Ruy Duarte de Carvalho é um intelectual que insiste em olhar o mundo, não propriamente para o ver (mas sem deixar de lhe reconhecer, pelo menos, os contornos) mas para compreender qual o nosso lugar nele e, por este atalho, tentar perceber o seu lugar em tudo isto. E, por isto, não é um intelectual contemplativo mas um intelectual que não sabendo estar sem ser (como disse há bocado), afirma as suas escolhas e propõe para o país, inspirado pelo seu “pragmatismo operativo”, um “programa de grande fôlego”, ou seja, de longa-duração e não meramente circunstancial, que não permitisse jamais a evocação da “necessidade de sacrificar sujeitos, sociedades ou gerações” e em que se propusesse concomitantemente “acções política imediatas aferíveis e, por sua vez, avaliadas segundo os seus efeitos imediatos sobre as populações”. Um programa que fizesse da fome, da saúde e da educação “os problemas maiores da nação”, pois “todos queremos um país normal”, e não mais a reincidência do “pragmatismo bárbaro que tem vigorado até agora, inscrito numa lógica de guerra e de saque, de disputas de acessos, vantagens e privilégios e de apropriação pessoal de bens comuns, ou então de pura e simples sobrevivência, de adaptação e criação de circuitos e de saídas, de resposta adequada e inventiva à incompetência, a inoperância, a arbitrariedade e a deriva do poder, dos poderes” (Actas, p. 144 e ss).

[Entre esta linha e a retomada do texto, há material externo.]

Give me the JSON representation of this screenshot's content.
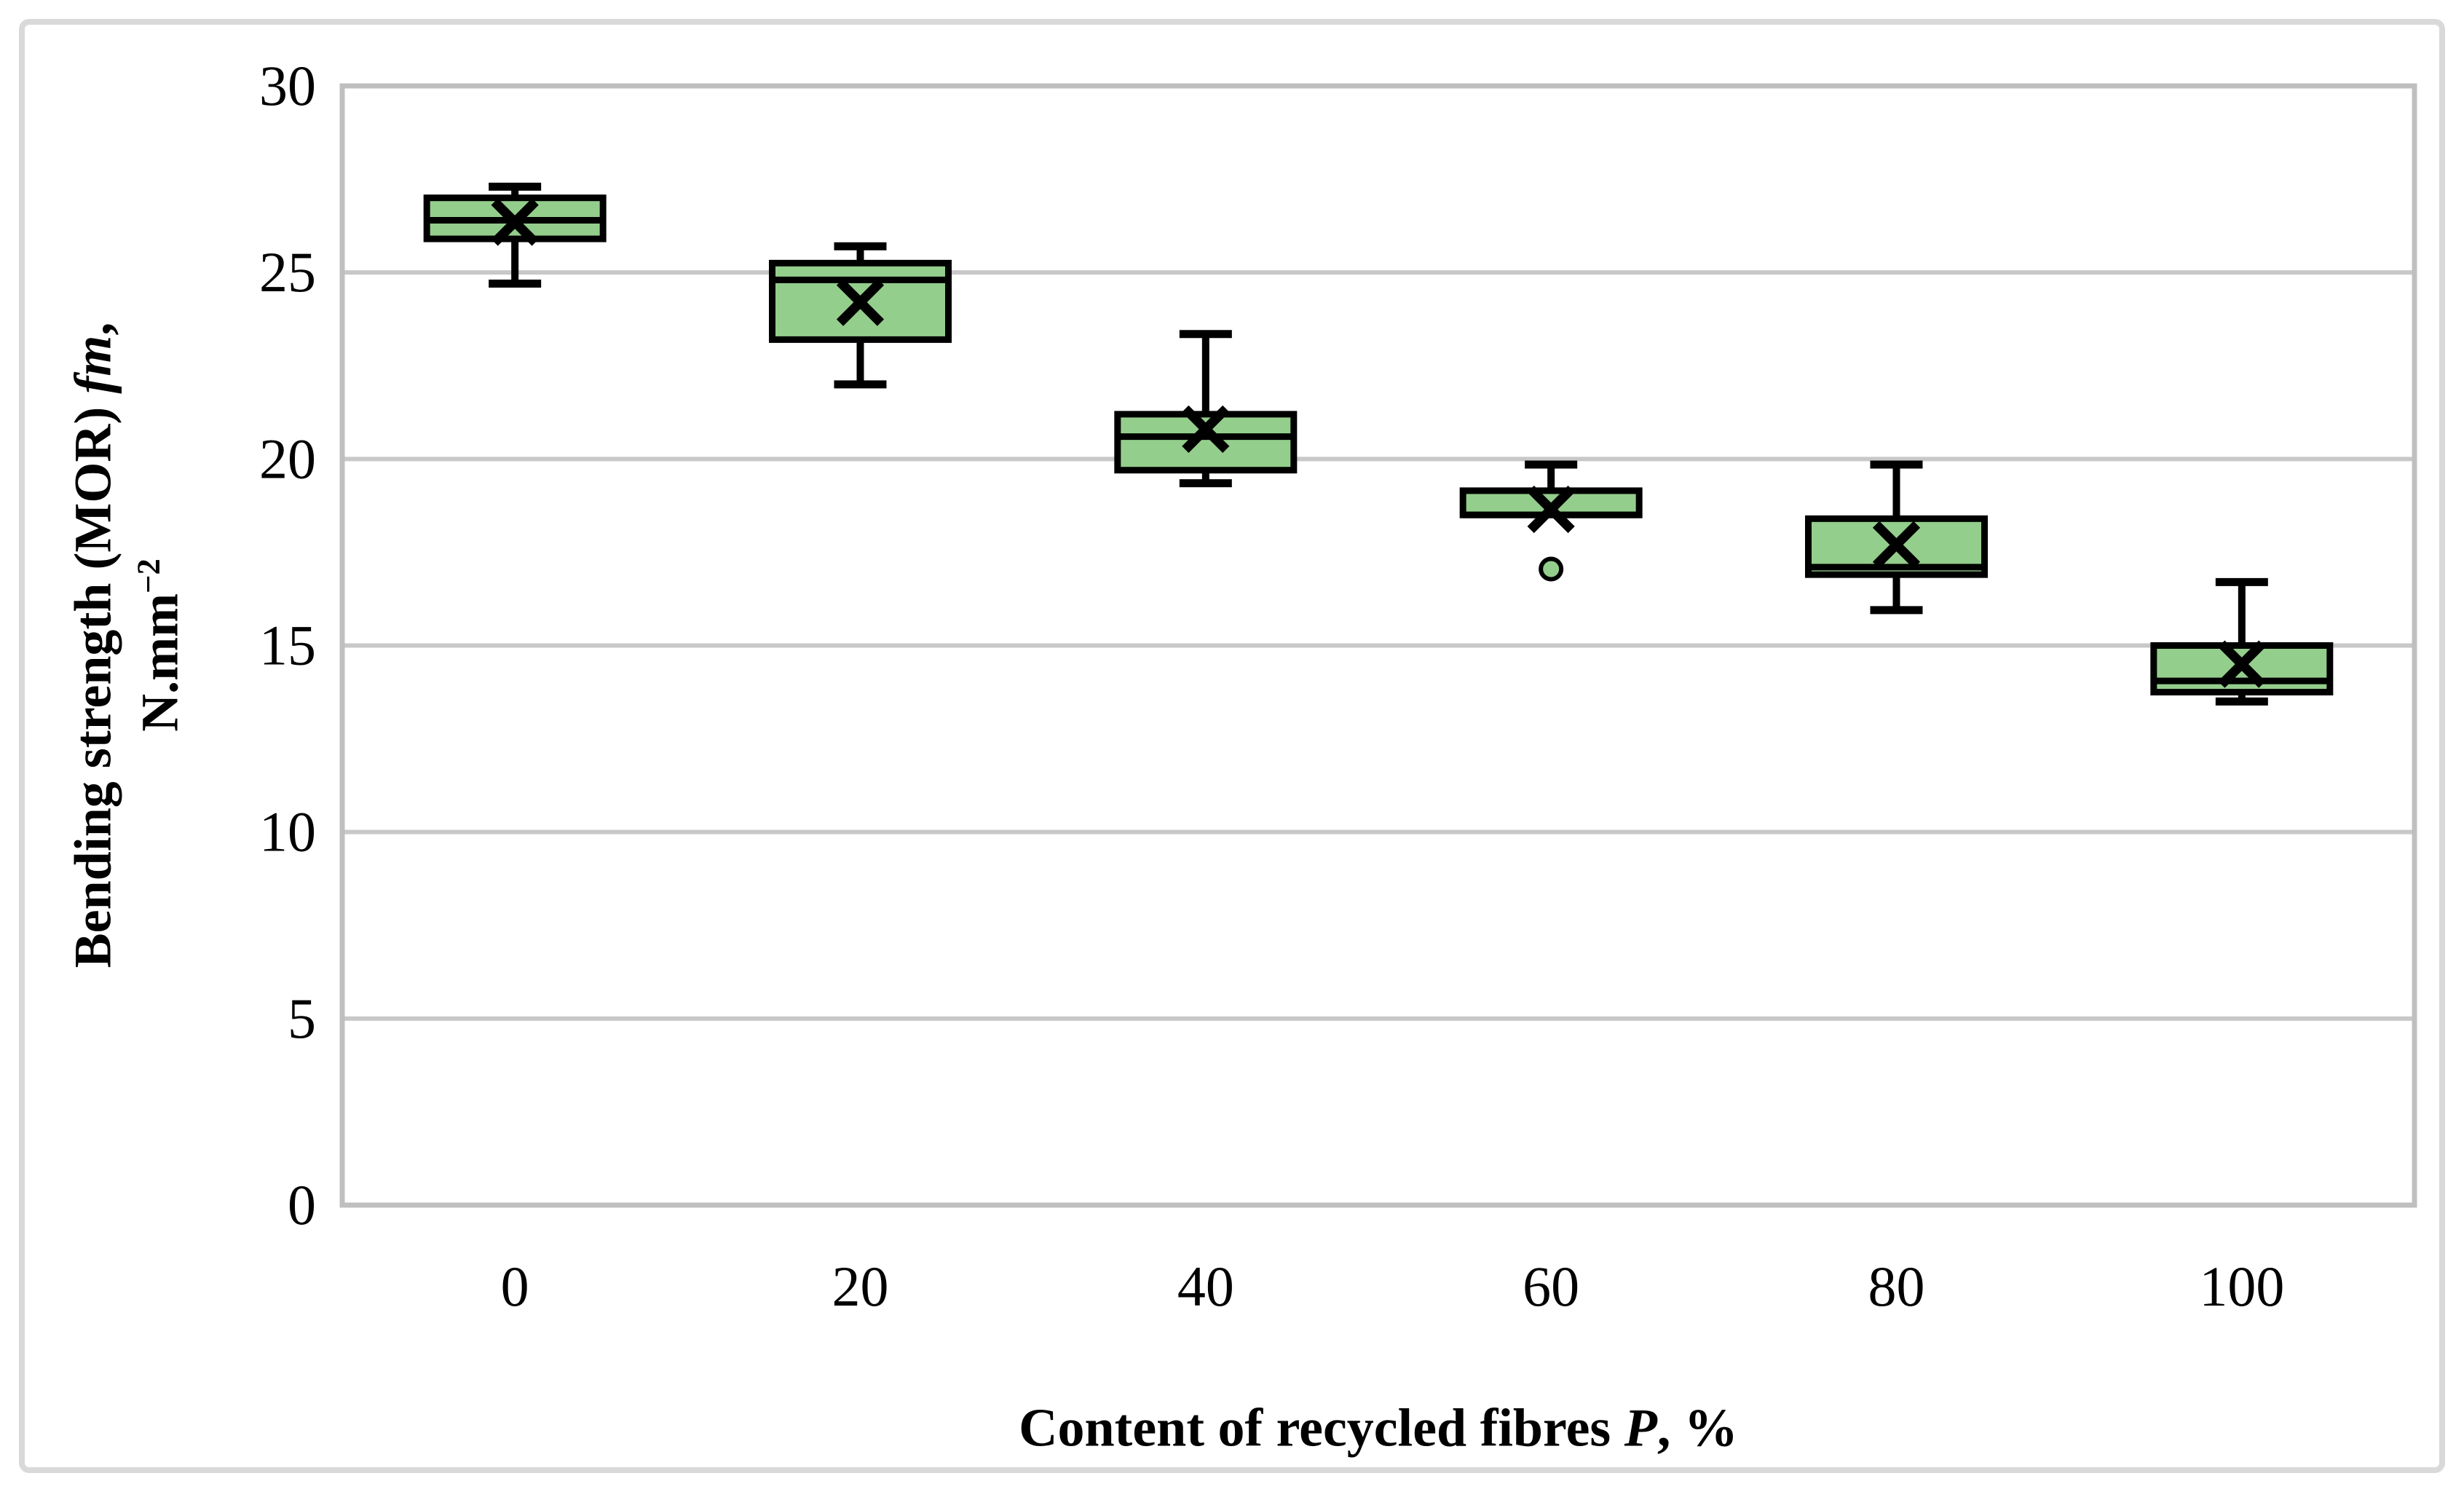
{
  "figure": {
    "background": "#ffffff",
    "border_color": "#d9d9d9",
    "gridline_color": "#c8c8c8",
    "plot_border_color": "#bfbfbf"
  },
  "chart_data": {
    "type": "box",
    "xlabel_parts": {
      "prefix": "Content of recycled fibres ",
      "italic": "P",
      "suffix": ", %"
    },
    "ylabel_parts": {
      "line1_prefix": "Bending strength (MOR) ",
      "line1_italic": "fm",
      "line1_suffix": ",",
      "line2_base": "N.mm",
      "line2_exponent": "−2"
    },
    "x_categories": [
      "0",
      "20",
      "40",
      "60",
      "80",
      "100"
    ],
    "y_ticks": [
      0,
      5,
      10,
      15,
      20,
      25,
      30
    ],
    "ylim": [
      0,
      30
    ],
    "grid": "horizontal",
    "legend": "none",
    "box_fill": "#94ce8c",
    "box_stroke": "#000000",
    "mean_marker": "x",
    "series": [
      {
        "category": "0",
        "low": 24.7,
        "q1": 25.9,
        "median": 26.4,
        "q3": 27.0,
        "high": 27.3,
        "mean": 26.35,
        "outliers": []
      },
      {
        "category": "20",
        "low": 22.0,
        "q1": 23.2,
        "median": 24.8,
        "q3": 25.25,
        "high": 25.7,
        "mean": 24.2,
        "outliers": []
      },
      {
        "category": "40",
        "low": 19.35,
        "q1": 19.7,
        "median": 20.6,
        "q3": 21.2,
        "high": 23.35,
        "mean": 20.8,
        "outliers": []
      },
      {
        "category": "60",
        "low": 18.5,
        "q1": 18.5,
        "median": 18.5,
        "q3": 19.15,
        "high": 19.85,
        "mean": 18.65,
        "outliers": [
          17.05
        ]
      },
      {
        "category": "80",
        "low": 15.95,
        "q1": 16.9,
        "median": 17.1,
        "q3": 18.4,
        "high": 19.85,
        "mean": 17.7,
        "outliers": []
      },
      {
        "category": "100",
        "low": 13.5,
        "q1": 13.75,
        "median": 14.05,
        "q3": 15.0,
        "high": 16.7,
        "mean": 14.5,
        "outliers": []
      }
    ]
  }
}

Um intelectual que renunciou ao espírito da “recuperação imediatista”, ao espírito do aproveita a tua parte, que se opõe ao “autismo nacional” e contribui – com a sua reflexão – para “uma lucidez possível” (Actas, 148) como expressão do seu “empenhamento cívico”, o que faz dele um intelectual vigilante que tem consciência (e o afirma) de que "Angola sempre foi maior do que quem a governou e governa e que, independentemente de quem exerce ou disputa o domínio directo ou indirecto sobre ela, há os que nunca perderam de vista uma hipótese de Angola [e dos Angolanos], quer dizer, maior e melhor que todos os poderes que ilustraram o seu passado e têm vindo a ilustrar a sua história recente" (Actas, 51). Um intelectual cujo percurso o conduziu “a esse terreno de luta contra a palavra autoritária” (Rita Chaves).

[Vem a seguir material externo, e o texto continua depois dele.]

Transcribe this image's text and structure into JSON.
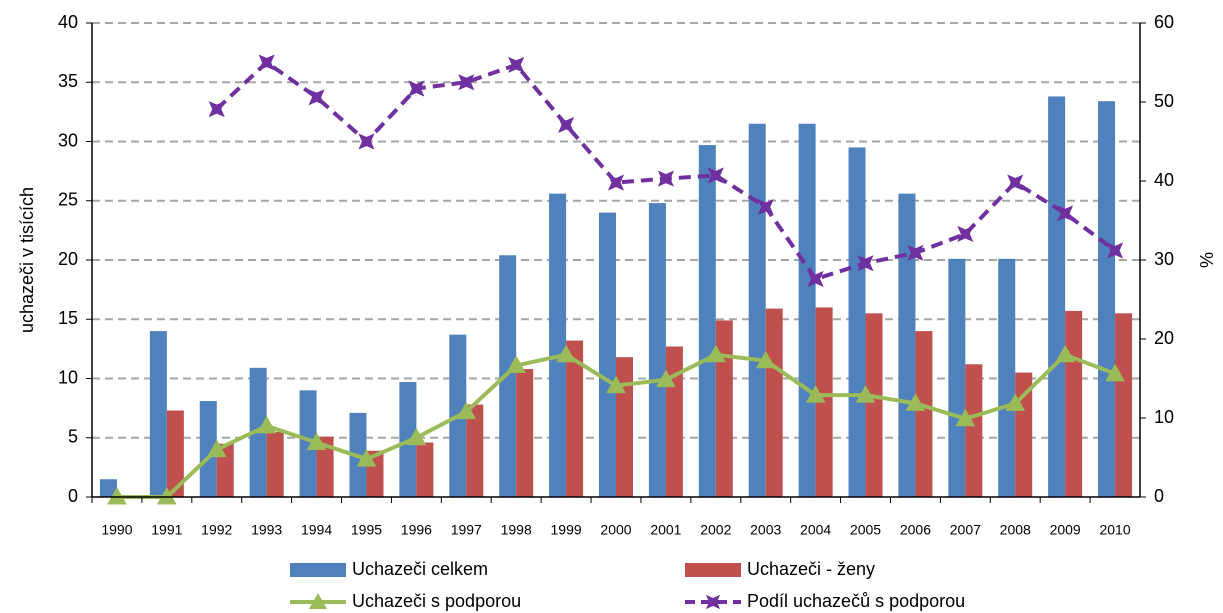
{
  "chart_data": {
    "type": "bar",
    "y_label": "uchazeči v tisících",
    "y2_label": "%",
    "categories": [
      "1990",
      "1991",
      "1992",
      "1993",
      "1994",
      "1995",
      "1996",
      "1997",
      "1998",
      "1999",
      "2000",
      "2001",
      "2002",
      "2003",
      "2004",
      "2005",
      "2006",
      "2007",
      "2008",
      "2009",
      "2010"
    ],
    "ylim": [
      0,
      40
    ],
    "yticks": [
      0,
      5,
      10,
      15,
      20,
      25,
      30,
      35,
      40
    ],
    "y2lim": [
      0,
      60
    ],
    "y2ticks": [
      0,
      10,
      20,
      30,
      40,
      50,
      60
    ],
    "grid": true,
    "legend": "bottom",
    "series": [
      {
        "name": "Uchazeči celkem",
        "type": "bar",
        "color": "#4f81bd",
        "values": [
          1.5,
          14.0,
          8.1,
          10.9,
          9.0,
          7.1,
          9.7,
          13.7,
          20.4,
          25.6,
          24.0,
          24.8,
          29.7,
          31.5,
          31.5,
          29.5,
          25.6,
          20.1,
          20.1,
          33.8,
          33.4
        ]
      },
      {
        "name": "Uchazeči - ženy",
        "type": "bar",
        "color": "#c0504d",
        "values": [
          null,
          7.3,
          4.5,
          5.5,
          5.1,
          3.9,
          4.6,
          7.8,
          10.8,
          13.2,
          11.8,
          12.7,
          14.9,
          15.9,
          16.0,
          15.5,
          14.0,
          11.2,
          10.5,
          15.7,
          15.5
        ]
      },
      {
        "name": "Uchazeči s podporou",
        "type": "line",
        "color": "#9bbb59",
        "values": [
          0,
          0,
          4.0,
          6.0,
          4.6,
          3.2,
          5.0,
          7.2,
          11.1,
          12.0,
          9.4,
          9.9,
          12.0,
          11.5,
          8.6,
          8.6,
          7.9,
          6.6,
          7.9,
          12.0,
          10.4
        ]
      },
      {
        "name": "Podíl uchazečů s podporou",
        "type": "line",
        "axis": "y2",
        "color": "#7030a0",
        "values": [
          null,
          null,
          49.1,
          55.0,
          50.6,
          45.0,
          51.7,
          52.5,
          54.7,
          47.1,
          39.8,
          40.3,
          40.7,
          36.7,
          27.6,
          29.6,
          30.9,
          33.3,
          39.8,
          35.9,
          31.2
        ]
      }
    ]
  }
}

É, pois de registar como acontecimento feliz a homenagem ao Ruy Duarte de Carvalho, por altura das comemorações dos 20 anos da Chá de Caxinde, não apenas porque ele é um dos maiores expoentes da nossa literatura de todo os tempos, não porque é um dos maiores intelectuais do país, mas também porque é um cidadão angolano comprometido com o seu tempo. Por outro lado, a Chá de Caxinde dá mais um passo na sua afirmação como associação, editora, promotora de variadas formas de cultura e, também, grupo carnavalesco – uma genuína tradição da angolanidade.

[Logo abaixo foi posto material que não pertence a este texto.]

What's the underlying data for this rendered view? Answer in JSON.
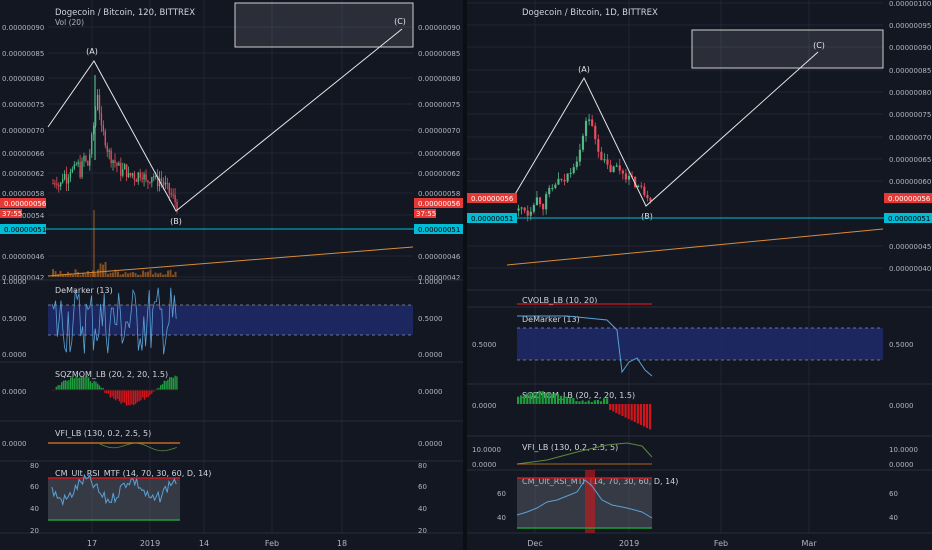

O Instituto Camões, que foi parceiro nesta iniciativa, também merece o nosso reconhecimento porque, mais uma vez, contribui para uma maior difusão da cultura angolana, no nosso país, num ambiente de fraca oferta cultural, o que torna mais significativo uma tal semana, também “na bolsa de visibilidades mundanas” do país, como diria o próprio Ruy Duarte de Carvalho nas suas Actas da Maianga (p. 150).